Hey all, he's ok thanks. I think he's feeling a bit guilty, which is expected, but we've explained it's not his fault. It could have happened to anyone.
The other dog is very lonely. My partner slept on the sofa with her to keep her company. She knows her Mom has gone, not sure if she knows she's died. Definitely acting different. We don't usually allow the dogs on the sofa, but put a blanket on there as she doesn't seem to want to sleep in her crate where she usually sleeps.
I'm a bit gutted because in the moment my partner said "You didn't care about them anyway you wanted me to get rid of them". Which isn't true, I said if she can't clean the dog mess it's best to rehome them so we don't get evicted and our son has no home.
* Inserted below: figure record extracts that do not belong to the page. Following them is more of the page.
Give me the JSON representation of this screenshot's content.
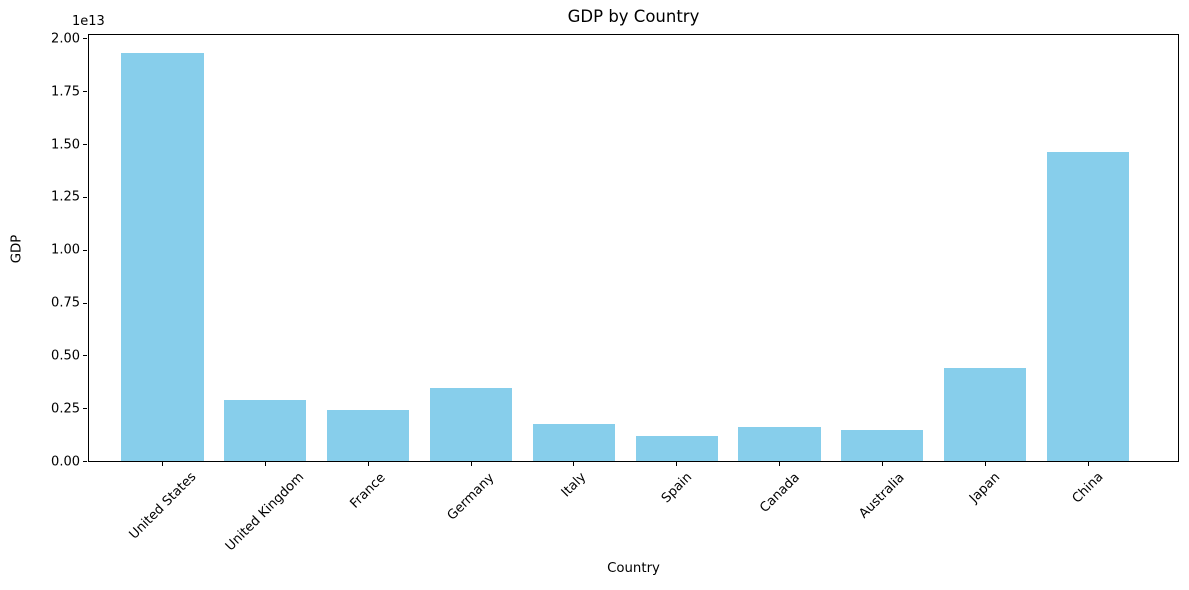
{
  "figure": {
    "background_color": "#ffffff",
    "spine_color": "#000000",
    "text_color": "#000000"
  },
  "chart_data": {
    "type": "bar",
    "title": "GDP by Country",
    "xlabel": "Country",
    "ylabel": "GDP",
    "offset_text": "1e13",
    "categories": [
      "United States",
      "United Kingdom",
      "France",
      "Germany",
      "Italy",
      "Spain",
      "Canada",
      "Australia",
      "Japan",
      "China"
    ],
    "values": [
      19294482071552,
      2891615567872,
      2411255037952,
      3435817336832,
      1745433788416,
      1181205135360,
      1607402389504,
      1490967855104,
      4380756541440,
      14631844184064
    ],
    "bar_color": "#87CEEB",
    "bar_width": 0.8,
    "ylim": [
      0,
      20164000000000
    ],
    "xlim": [
      -0.715,
      9.875
    ],
    "yticks": [
      0,
      2500000000000,
      5000000000000,
      7500000000000,
      10000000000000,
      12500000000000,
      15000000000000,
      17500000000000,
      20000000000000
    ],
    "ytick_labels": [
      "0.00",
      "0.25",
      "0.50",
      "0.75",
      "1.00",
      "1.25",
      "1.50",
      "1.75",
      "2.00"
    ],
    "xtick_rotation_deg": 45,
    "grid": false,
    "legend": null
  }
}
She agreed when she got them to clean the dog mess as it's not something I can do. I vomit. I didn't want dogs but said it's cool if she keeps the garden clean and I'll help out with the rest. But, I understand she is upset and angry about this situation. Just got to me a little. I think it's because I deal with loss differently. I'm not the type to get visibly upset or show any emotion at all. I know people can misinterpret that but of course I cared. I used to take them on walks, she was my friend and was loyal to me. Every time I made a cup of tea I'd have a play with her. Kind of feel like I'm not allowed to be upset. I dunno.
The house feels really strange without her here. She's been a part of the furniture for 8 years.